Lotfi wanted to pair me with the great American playwright Terrence McNally as my librettist and he suggested a comic opera: something light, frothy and bubbly to celebrate the new millennium. Fortunately, Terrence had no interest in such an opera. He wanted a bold drama, American but universal, timeless but timely. Lotfi removed the mandate for comedy.
It took a while, but during a fateful meeting in 1997, Terrence suggested the story Dead Man Walking. I knew it was the right thing; I felt shivers head to toe and started to feel drama and music big enough to fill an opera house. I was on fire with it.

Sister Helen Prejean’s bestselling memoir had, a few years previously, been made into a brilliant film written and directed by Tim Robbins, starring Susan Sarandon and Sean Penn. The story was very much in the national dialogue and highly controversial. A Louisiana nun becomes a pen pal to a convicted murderer on death row, then visits him and becomes his spiritual adviser, ultimately accompanying him to his execution. On her journey she meets the murder victims’ families and the convicted murderer’s family as she navigates the justice system in the US. What she experiences ignites a call to justice in her heart and soul. An activist emerges.
When we told Lotfi the idea, he too immediately recognised its power and timeliness. He reminded us that all of the popular classic operas of the past have a social justice message at their heart: The Marriage of Figaro, The Barber of Seville, La Traviata, The Ring, Eugene Onegin, La Bohème, Jenůfa, The Rake’s Progress, Peter Grimes and on and on. Sometimes the message is subtle; sometimes overt.

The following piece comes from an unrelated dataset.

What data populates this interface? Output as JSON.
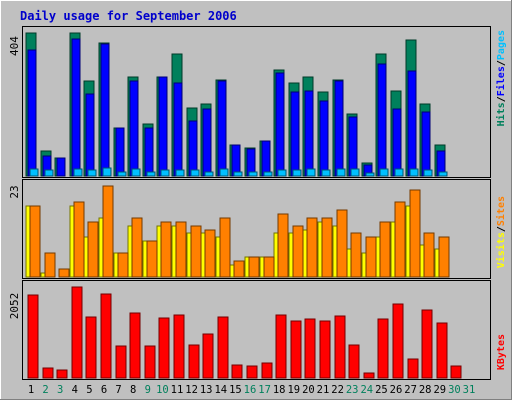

Terrence’s vision of what Dead Man Walking could do as an opera, that it could not do as a book or movie, was to send us deeper into the drama by extending emotionally dramatic moments with real people on stage singing unamplified – allowing us to vibrate in the middle of that emotion. It was not to make a polemic, to preach or tell people what they should feel. It was to tell a deeply human story honestly and authentically, and to allow the audience to feel it all as part of a community. Raise the questions. Don’t provide the answers. We could take something that people usually only consider in the abstract – the death penalty – and put a human face on it.

Sister Helen was a guiding light and support from the beginning. She knew we’d have to change things to make it work for the stage, that we were not making a documentary or putting a book on the stage. “The only thing I ask, is that it remain a story of redemption,” she said.
Terrence wrote the libretto quickly, and I responded in kind. We started our work in 1998 and had a workshop in August of 1999. The premiere happened just over a year later. Our stellar cast included Susan Graham as Sister Helen, John Packard as Joseph De Rocher, Frederica von Stade as Joseph’s mother. Joe Mantello was the director and Patrick Summers conducted. The response was overwhelming. Two performances were added to the original run. Seven opera companies immediately commissioned a second production and others followed suit.
And after the premiere, Julie Andrews came backstage to give me a hug I will never forget. It has been an unexpected, staggering journey of community, connection and transformation. And the journey continues.